Dataset Structure

For ease of use, TensorBay defines a uniform dataset format. This topic explains the related concepts. The TensorBay dataset format looks like:

dataset
├── notes
├── catalog
│   ├── subcatalog
│   ├── subcatalog
│   └── ...
├── segment
│   ├── data
│   ├── data
│   └── ...
├── segment
│   ├── data
│   ├── data
│   └── ...
└── ...

dataset

Dataset is the topmost concept in TensorBay dataset format. Each dataset includes a catalog and a certain number of segments.

The corresponding class of dataset is Dataset.

notes

Notes contains the basic information of a dataset, including

  • the time continuity of the data inside the dataset

  • the fields of bin point cloud files inside the dataset

The corresponding class of notes is Notes.

catalog

Catalog is used for storing label meta information.

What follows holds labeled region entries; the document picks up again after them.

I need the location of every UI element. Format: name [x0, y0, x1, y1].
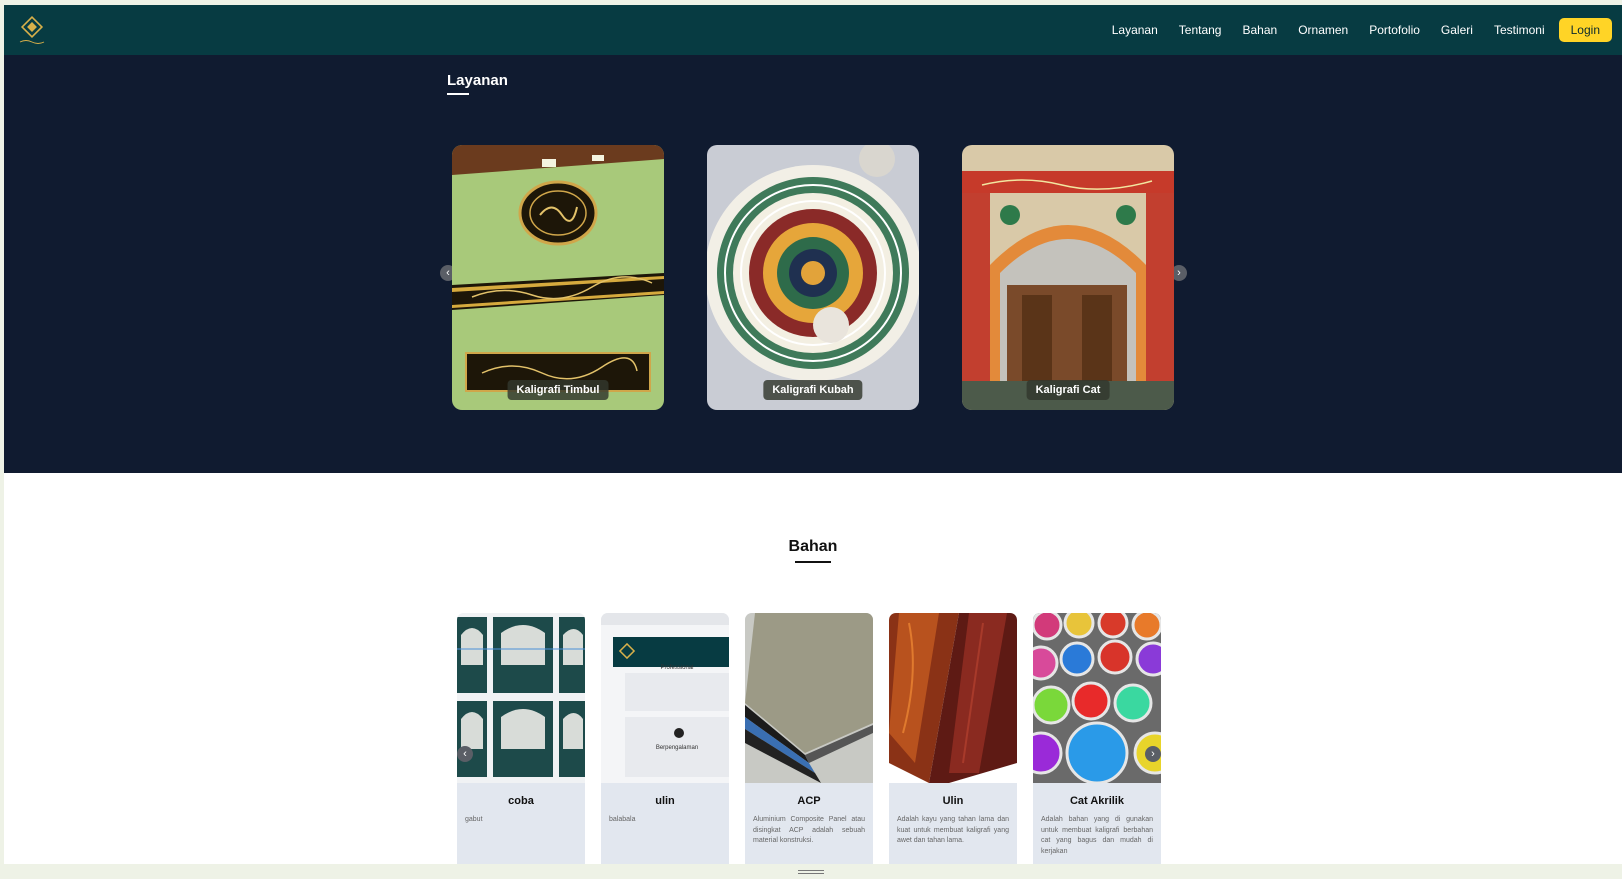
nav-link-tentang[interactable]: Tentang — [1179, 18, 1222, 42]
bahan-image — [889, 613, 1017, 783]
bahan-card-title: ulin — [655, 795, 675, 807]
layanan-title-underline — [447, 93, 469, 95]
bahan-card-cat-akrilik[interactable]: › Cat Akrilik Adalah bahan yang di gunak… — [1033, 613, 1161, 864]
screenshot-heading-professional: Professional — [660, 665, 694, 671]
nav-link-ornamen[interactable]: Ornamen — [1298, 18, 1348, 42]
layanan-section: Layanan ‹ › Kaligrafi Timbul Kaligrafi K… — [4, 55, 1622, 473]
resize-handle-icon[interactable] — [798, 873, 824, 874]
bahan-title: Bahan — [788, 538, 838, 555]
nav-link-portofolio[interactable]: Portofolio — [1369, 18, 1420, 42]
bahan-image: Professional Berpengalaman — [601, 613, 729, 783]
navbar: Layanan Tentang Bahan Ornamen Portofolio… — [4, 5, 1622, 55]
bahan-card-coba[interactable]: ‹ coba gabut — [457, 613, 585, 864]
kaligrafi-cat-image — [962, 145, 1174, 410]
bahan-card-ulin-lower[interactable]: Professional Berpengalaman ulin balabala — [601, 613, 729, 864]
bahan-card-ulin[interactable]: Ulin Adalah kayu yang tahan lama dan kua… — [889, 613, 1017, 864]
service-label: Kaligrafi Timbul — [507, 380, 609, 400]
nav-links: Layanan Tentang Bahan Ornamen Portofolio… — [1091, 18, 1612, 42]
bahan-image — [745, 613, 873, 783]
bahan-card-desc: gabut — [465, 816, 483, 823]
bahan-prev-arrow-icon[interactable]: ‹ — [457, 746, 473, 762]
bahan-card-desc: Adalah kayu yang tahan lama dan kuat unt… — [897, 816, 1009, 844]
screenshot-heading-berpengalaman: Berpengalaman — [655, 745, 699, 751]
service-card-kaligrafi-kubah[interactable]: Kaligrafi Kubah — [707, 145, 919, 410]
bahan-next-arrow-icon[interactable]: › — [1145, 746, 1161, 762]
bottom-bar — [0, 864, 1622, 879]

It collects all the labels corresponding to a dataset. There could be one or several subcatalogs (Label Format) under one catalog. Each Subcatalog only stores label meta information of one label type, including whether the corresponding annotation has tracking information.

Here are some catalog examples of datasets with different label types and a dataset with tracking annotations(Table. 6).

Table 6 Catalogs

Catalogs

Description

elpv Catalog

This example is the catalog of elpv Dataset,
which is a dataset with Classification label.

BSTLD Catalog

This example is the catalog of BSTLD Dataset,
which is a dataset with Box2D label.

Neolix OD Catalog

This example is the catalog of Neolix OD Dataset,
which is a dataset with Box3D label.

Leeds Sports Pose Catalog

This example is the catalog of Leeds Sports Pose Dataset,
which is a dataset with Keypoints2D label.

NightOwls Catalog

This example is the catalog of NightOwls Dataset,
which is a dataset with tracking Box2D label.

Note that catalog is not needed if there is no label information in a dataset.

segment

There may be several parts in a dataset. In TensorBay format, each part of the dataset is stored in one segment. For example, all training samples of a dataset can be organized in a segment named “train”.

The corresponding class of segment is Segment.

data

Data is the structural level next to segment. One data contains one dataset sample and its related labels, as well as any other information such as timestamp.

The corresponding class of data is Data.